MSME constitutes to 31% of the GPD and 45% of exports. Most of MSMEs are based in rural India, which is about 59% of all 55.8 million MSMEs. The current low rate of green field investments in MSME is an indicator that credit and supply problems of NBFCs. This needs to be addressed quickly and the loopholes filled with solid structures that bring effective solutions. Empowering the MSMEs is key to the success of the Indian economy and the gap in financing the MSMEs through a formal financial system constituted by the public & private banks, NBFCs and FIIs. For MSMEs to thrive, transportation of their goods and products are an inherent necessity. The growth and development of this sector will improve the overall demand for commercial vehicles. We can also easily hypothesize that the benefactors in developments and growth of MSMEs may be the mid-sized commercial vehicles.
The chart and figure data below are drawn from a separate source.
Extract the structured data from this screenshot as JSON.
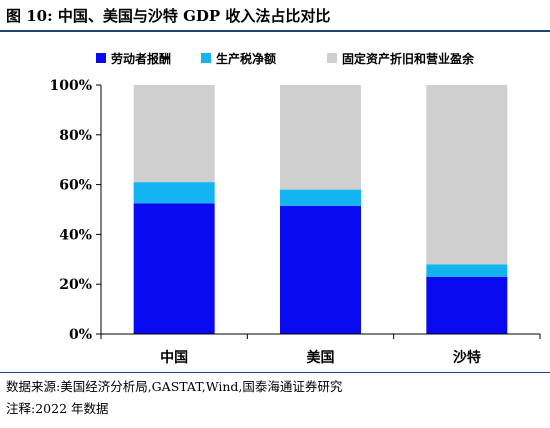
{
  "figure": {
    "title": "图 10:  中国、美国与沙特 GDP 收入法占比对比",
    "source": "数据来源:美国经济分析局,GASTAT,Wind,国泰海通证券研究",
    "note": "注释:2022 年数据"
  },
  "chart_data": {
    "type": "bar",
    "stacked": true,
    "categories": [
      "中国",
      "美国",
      "沙特"
    ],
    "series": [
      {
        "name": "劳动者报酬",
        "color": "#0a0af0",
        "values": [
          52.5,
          51.5,
          23.0
        ]
      },
      {
        "name": "生产税净额",
        "color": "#14b4f0",
        "values": [
          8.5,
          6.5,
          5.0
        ]
      },
      {
        "name": "固定资产折旧和营业盈余",
        "color": "#cfcfcf",
        "values": [
          39.0,
          42.0,
          72.0
        ]
      }
    ],
    "ylim": [
      0,
      100
    ],
    "yticks": [
      0,
      20,
      40,
      60,
      80,
      100
    ],
    "ytick_labels": [
      "0%",
      "20%",
      "40%",
      "60%",
      "80%",
      "100%"
    ],
    "grid": false,
    "legend_position": "top"
  }
}
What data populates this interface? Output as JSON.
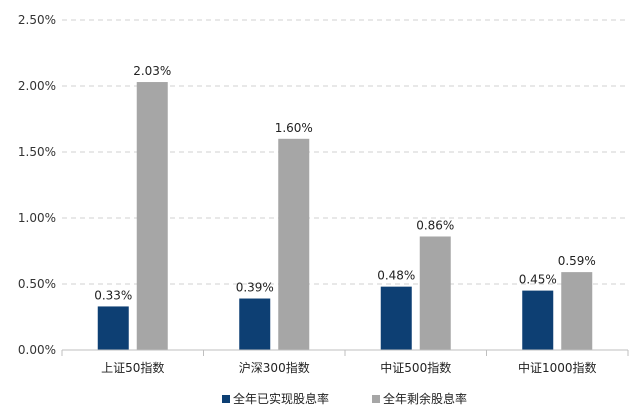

Like the Golden Quadrilateral project which fuelled the economy in 90’s, linking of rivers is may play a vital impetus to the overall economy and in turn the CV industry in a very big way. CVs, mostly used for transporting freight, goods and passengers have captured short and long-haul markets of India. Ranking 13th in commercial vehicle production globally, the country is expected to emerge as the world’s third-largest passenger-vehicle market by 2021. Overall, CV industry is expected to grow at 9-11% in the FY19-20 with significant support from infrastructure projects.

Thanks to my students Aaron Deepak, Prashanth SV and Akarsha Pandey for their inputs in writing this article.